Там и Церковь Робота, и исполинский храм элронитов, мечети и синагоги, буддистские и бахайские храмы, и даже площадь Гореан. Пим видел почти нагих девушек-рабынь, странно очаровательные, они улыбались, тянулись к нему и гладили по волосам. Там были воины из возрожденных марсиан, краснокожие и четырехрукие – они верили, что в древности на Марсе властвовал император, а они – потомки жителей великой империи и служат Императору Всех Времен. Пим хотел бы стать возрожденным, когда вырастет, у него будет четыре руки, а кожу покрасят красным, но стоило упомянуть об этом при маме, у нее случился припадок, и мама сказала, что на Марсе никогда не было атмосферы и никакого императора, а возрожденные просто… и тут она употребила очень грубое слово, а потом пошли обычные жалобы от подписчиков нарратива Пима.

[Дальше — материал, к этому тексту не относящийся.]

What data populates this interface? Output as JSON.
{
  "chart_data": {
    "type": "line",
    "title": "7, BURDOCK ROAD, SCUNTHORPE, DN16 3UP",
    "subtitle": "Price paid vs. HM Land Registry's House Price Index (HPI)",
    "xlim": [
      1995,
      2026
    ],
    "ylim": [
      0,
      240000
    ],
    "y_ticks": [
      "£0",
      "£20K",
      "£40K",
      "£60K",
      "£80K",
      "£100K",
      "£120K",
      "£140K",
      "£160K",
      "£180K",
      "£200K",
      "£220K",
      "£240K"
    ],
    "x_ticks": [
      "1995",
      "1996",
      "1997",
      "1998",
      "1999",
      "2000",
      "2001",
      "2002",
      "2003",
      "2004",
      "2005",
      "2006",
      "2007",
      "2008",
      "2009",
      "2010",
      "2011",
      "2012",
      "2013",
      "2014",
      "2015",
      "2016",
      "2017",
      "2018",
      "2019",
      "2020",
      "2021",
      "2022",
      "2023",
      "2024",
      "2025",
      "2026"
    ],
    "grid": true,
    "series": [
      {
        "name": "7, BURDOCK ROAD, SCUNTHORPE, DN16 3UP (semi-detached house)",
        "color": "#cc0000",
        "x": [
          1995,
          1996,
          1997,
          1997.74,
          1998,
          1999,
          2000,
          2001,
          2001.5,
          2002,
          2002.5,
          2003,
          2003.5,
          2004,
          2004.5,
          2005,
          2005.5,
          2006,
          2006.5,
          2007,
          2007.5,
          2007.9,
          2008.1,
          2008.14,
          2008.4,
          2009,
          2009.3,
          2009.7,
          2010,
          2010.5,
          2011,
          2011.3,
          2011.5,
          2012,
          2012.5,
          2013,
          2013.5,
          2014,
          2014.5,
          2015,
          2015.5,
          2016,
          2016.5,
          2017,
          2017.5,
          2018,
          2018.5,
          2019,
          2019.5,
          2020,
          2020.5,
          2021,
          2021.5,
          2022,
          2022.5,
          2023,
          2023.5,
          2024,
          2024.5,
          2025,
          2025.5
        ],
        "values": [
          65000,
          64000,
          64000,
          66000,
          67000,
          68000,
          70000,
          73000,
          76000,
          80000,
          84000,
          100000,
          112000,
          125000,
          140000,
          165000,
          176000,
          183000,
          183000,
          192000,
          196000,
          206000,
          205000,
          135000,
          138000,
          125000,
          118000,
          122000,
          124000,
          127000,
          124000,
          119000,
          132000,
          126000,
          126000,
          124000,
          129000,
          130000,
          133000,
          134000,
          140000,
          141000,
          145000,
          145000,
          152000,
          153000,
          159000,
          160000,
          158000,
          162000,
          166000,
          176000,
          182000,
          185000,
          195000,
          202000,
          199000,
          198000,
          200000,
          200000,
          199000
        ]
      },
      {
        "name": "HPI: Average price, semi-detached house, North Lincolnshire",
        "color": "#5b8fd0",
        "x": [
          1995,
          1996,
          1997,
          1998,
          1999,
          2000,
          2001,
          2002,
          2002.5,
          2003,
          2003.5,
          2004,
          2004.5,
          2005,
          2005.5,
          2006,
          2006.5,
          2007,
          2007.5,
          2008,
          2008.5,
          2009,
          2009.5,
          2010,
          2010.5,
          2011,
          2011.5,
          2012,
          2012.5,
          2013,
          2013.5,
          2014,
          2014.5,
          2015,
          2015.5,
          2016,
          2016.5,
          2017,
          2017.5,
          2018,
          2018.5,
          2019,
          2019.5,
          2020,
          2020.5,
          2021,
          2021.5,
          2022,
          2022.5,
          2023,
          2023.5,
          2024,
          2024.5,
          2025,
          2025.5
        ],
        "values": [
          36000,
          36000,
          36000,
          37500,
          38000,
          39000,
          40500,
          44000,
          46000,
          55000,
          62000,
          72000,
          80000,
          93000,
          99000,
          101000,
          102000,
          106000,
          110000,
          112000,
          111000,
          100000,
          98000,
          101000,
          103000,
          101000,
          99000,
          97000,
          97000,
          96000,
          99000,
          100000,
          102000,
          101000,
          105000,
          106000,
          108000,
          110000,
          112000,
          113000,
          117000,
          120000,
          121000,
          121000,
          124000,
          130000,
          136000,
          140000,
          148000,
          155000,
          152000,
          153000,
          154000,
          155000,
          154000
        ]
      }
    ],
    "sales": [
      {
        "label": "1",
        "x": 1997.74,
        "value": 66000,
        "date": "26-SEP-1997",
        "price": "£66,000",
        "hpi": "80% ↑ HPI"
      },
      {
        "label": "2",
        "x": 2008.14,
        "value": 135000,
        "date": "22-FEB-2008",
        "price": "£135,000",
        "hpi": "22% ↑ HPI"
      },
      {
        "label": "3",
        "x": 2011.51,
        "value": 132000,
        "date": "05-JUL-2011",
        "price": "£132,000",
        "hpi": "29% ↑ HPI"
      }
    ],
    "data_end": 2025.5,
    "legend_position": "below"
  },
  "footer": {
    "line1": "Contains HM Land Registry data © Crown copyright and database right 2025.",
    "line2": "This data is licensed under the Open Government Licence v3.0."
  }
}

Он слегка побаивается элронитов – они хотят втереться в доверие и чересчур белозубо улыбаются. Пим не очень доверяет другим. Он предпочитает тихие пути и места, где мало людей, и не хочет, чтоб другие знали, кто он.

Иногда Пиму самому интересно, кто он или кем станет. Один из маминых друзей спросил его: «Кем ты хочешь стать, когда вырастешь?» – и он, вспомнив Джой, ответил: «Капитаном звездолета», – а мама рассмеялась фальшивым смехом, взъерошила ему волосы и сказала: «Пим уже стал тем, чем стал. Разве не так, милый?» Обняла его и добавила: «Он – Пим».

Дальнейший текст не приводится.